American sculptor and painter Richard Artschwager was born in 1923 in Washington D.C. He first studied chemistry, biology, and mathematics at Cornell University, and then art in New York under Amedee Ozenfant, one of the pioneers of abstraction. During the early 1950s he became involved in cabinetmaking, producing simple pieces of furniture. Although he kept his furniture workshop running for many years, in the early 1960s he settled on making sculpture. Using Formica on wood, he began to make pieces that mimicked actual furniture (Chairs, Tables), while simultaneously evoking the purism and geometric forms of Constructivism and the materials and fabrication of Minimalism. Yet, by choosing everyday objects for his subject matter, he came close to the work of Pop artist such as Jasper Johns, Claes Oldenburg, and Roy Lichtenstein.
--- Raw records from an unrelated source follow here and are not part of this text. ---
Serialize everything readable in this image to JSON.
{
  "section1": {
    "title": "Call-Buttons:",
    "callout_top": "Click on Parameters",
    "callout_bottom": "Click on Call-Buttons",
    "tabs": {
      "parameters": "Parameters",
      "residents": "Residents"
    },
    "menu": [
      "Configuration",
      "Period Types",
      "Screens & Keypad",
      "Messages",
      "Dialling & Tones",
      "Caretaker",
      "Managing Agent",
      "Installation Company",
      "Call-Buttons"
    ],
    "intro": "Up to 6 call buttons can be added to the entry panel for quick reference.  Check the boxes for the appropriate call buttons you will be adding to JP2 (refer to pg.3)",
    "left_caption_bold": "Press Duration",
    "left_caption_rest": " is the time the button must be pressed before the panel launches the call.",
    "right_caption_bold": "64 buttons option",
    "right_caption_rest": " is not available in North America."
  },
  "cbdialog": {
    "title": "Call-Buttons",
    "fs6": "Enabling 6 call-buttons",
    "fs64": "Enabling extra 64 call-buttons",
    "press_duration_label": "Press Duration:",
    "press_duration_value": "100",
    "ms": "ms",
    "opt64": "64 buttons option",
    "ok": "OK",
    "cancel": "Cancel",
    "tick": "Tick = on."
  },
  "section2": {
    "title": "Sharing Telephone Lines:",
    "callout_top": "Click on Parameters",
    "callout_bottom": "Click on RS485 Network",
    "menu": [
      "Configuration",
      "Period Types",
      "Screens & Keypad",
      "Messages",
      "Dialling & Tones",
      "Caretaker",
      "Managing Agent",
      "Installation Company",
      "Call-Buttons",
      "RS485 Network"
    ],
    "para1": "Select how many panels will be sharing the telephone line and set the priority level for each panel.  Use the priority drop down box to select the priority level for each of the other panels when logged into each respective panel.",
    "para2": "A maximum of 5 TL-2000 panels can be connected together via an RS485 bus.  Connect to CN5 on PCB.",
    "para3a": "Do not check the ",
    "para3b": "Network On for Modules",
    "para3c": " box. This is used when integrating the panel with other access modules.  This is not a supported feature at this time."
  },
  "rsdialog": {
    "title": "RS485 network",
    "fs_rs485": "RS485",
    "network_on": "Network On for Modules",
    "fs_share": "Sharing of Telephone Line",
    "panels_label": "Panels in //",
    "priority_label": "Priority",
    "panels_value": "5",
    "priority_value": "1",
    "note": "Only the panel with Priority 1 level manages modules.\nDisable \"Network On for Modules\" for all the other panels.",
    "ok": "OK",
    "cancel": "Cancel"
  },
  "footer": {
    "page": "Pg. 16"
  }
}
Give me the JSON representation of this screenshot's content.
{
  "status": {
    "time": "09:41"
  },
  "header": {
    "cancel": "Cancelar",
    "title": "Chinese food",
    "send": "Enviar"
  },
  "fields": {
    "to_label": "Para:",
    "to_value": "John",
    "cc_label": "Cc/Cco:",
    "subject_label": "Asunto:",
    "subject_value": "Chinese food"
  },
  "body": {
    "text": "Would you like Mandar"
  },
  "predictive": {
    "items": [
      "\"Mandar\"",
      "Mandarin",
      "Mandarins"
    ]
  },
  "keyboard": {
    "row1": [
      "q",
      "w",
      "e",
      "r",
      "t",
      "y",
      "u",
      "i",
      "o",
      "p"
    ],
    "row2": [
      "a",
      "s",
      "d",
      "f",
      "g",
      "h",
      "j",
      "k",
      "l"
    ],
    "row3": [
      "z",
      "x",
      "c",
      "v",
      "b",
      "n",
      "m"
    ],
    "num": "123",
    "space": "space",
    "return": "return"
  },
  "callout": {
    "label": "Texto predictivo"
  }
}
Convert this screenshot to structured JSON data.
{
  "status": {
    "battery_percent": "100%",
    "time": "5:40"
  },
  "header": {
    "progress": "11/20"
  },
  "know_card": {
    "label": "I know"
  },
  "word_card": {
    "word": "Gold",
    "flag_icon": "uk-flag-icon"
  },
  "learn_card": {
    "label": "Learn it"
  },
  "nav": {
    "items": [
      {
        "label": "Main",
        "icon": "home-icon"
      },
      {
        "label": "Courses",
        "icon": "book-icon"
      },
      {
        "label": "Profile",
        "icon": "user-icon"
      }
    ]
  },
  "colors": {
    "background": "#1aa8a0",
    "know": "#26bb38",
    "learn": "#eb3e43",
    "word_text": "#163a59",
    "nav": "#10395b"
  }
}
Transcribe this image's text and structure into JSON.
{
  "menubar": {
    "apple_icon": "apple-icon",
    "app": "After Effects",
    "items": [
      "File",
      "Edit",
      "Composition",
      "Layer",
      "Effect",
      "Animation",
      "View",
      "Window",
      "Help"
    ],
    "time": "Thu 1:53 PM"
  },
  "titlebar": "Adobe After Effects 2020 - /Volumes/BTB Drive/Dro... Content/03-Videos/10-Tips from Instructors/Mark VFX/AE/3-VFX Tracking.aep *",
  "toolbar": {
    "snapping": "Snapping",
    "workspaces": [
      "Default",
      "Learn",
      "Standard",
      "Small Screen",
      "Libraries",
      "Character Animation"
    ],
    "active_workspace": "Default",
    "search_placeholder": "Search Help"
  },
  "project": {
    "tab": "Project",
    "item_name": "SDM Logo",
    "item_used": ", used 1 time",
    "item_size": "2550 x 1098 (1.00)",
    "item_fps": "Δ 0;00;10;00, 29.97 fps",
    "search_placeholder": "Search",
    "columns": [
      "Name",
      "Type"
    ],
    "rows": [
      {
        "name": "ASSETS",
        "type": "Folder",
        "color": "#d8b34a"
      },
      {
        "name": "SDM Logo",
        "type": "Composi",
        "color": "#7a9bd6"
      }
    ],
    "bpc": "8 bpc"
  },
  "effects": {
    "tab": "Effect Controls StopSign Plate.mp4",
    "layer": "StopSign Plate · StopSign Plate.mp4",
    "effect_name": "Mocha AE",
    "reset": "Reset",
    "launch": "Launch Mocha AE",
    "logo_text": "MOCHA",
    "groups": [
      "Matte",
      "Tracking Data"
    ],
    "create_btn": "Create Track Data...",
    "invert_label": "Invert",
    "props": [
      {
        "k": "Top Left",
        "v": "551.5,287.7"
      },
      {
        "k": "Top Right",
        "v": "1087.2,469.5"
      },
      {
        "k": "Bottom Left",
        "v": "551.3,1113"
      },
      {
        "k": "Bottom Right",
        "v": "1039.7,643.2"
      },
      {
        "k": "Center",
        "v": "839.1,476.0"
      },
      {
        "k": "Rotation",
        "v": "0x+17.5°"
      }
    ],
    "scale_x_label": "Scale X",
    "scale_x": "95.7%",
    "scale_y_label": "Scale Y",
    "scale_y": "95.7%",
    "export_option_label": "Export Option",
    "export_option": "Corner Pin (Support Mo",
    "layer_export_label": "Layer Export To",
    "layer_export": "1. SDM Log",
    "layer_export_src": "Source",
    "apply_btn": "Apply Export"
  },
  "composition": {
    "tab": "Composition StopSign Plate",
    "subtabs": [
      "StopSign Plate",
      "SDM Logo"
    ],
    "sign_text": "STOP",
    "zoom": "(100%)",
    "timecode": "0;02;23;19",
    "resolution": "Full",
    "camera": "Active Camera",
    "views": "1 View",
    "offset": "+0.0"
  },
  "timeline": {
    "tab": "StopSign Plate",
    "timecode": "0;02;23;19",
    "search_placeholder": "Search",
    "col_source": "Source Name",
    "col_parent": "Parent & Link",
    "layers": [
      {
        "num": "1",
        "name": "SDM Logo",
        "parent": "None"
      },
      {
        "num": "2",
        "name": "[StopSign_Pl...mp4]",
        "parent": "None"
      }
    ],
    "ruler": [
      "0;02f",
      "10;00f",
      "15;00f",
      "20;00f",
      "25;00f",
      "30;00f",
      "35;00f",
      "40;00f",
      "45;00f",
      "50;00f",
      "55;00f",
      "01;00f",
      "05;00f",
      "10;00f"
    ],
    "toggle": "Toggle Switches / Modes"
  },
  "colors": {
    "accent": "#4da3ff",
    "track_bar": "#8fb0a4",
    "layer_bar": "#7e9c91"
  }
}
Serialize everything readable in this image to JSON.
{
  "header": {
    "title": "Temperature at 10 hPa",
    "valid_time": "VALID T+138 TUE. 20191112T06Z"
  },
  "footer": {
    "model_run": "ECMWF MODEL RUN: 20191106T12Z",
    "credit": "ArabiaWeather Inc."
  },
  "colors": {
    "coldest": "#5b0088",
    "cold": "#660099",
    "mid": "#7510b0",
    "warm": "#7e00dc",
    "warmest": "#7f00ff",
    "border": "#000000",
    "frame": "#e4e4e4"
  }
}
Portrait III--made of Formica with applied color, in this case yellow--is a simple, cubical form that resembles a chest of drawers. The piece was produced in 1989, but has two older siblings--Portrait I and Portrait II, both from 1963. While Portrait I consists of a piece of actual furniture--a wooden dresser with a painted portrait of a person (perhaps the artist) sitting on top of it--Portrait II and Portrait III are fabricated in Formica as sculptural objects that look like furniture. In the latter two works, the portrait is replaced with a square panel attached to the object, like a mirror to a dresser. Painted in solid yellow, the panel is faceless and reflects nothing but its own flat surface. This work, like many other of Artschwager's pieces, plays with levels of representation --to what extent does the work reveal reality and to what extent does it create an illusion?--thus confronting viewers with their own habits of perception.

In addition to sculpture and furniture, Artschwager's later work includes paintings (portraits, landscapes, still-lifes, and interiors on celotex fiberboard), drawings (of simple objects such as a basket, table, or door), and photographs. However, what has always been the most important for him is the blending of genres. By combining object and picture he has continued to challenge the boundaries between art forms, as well as those between high and low art, making us question the placement his work, in the domain of high art, functional object, or somewhere in-between.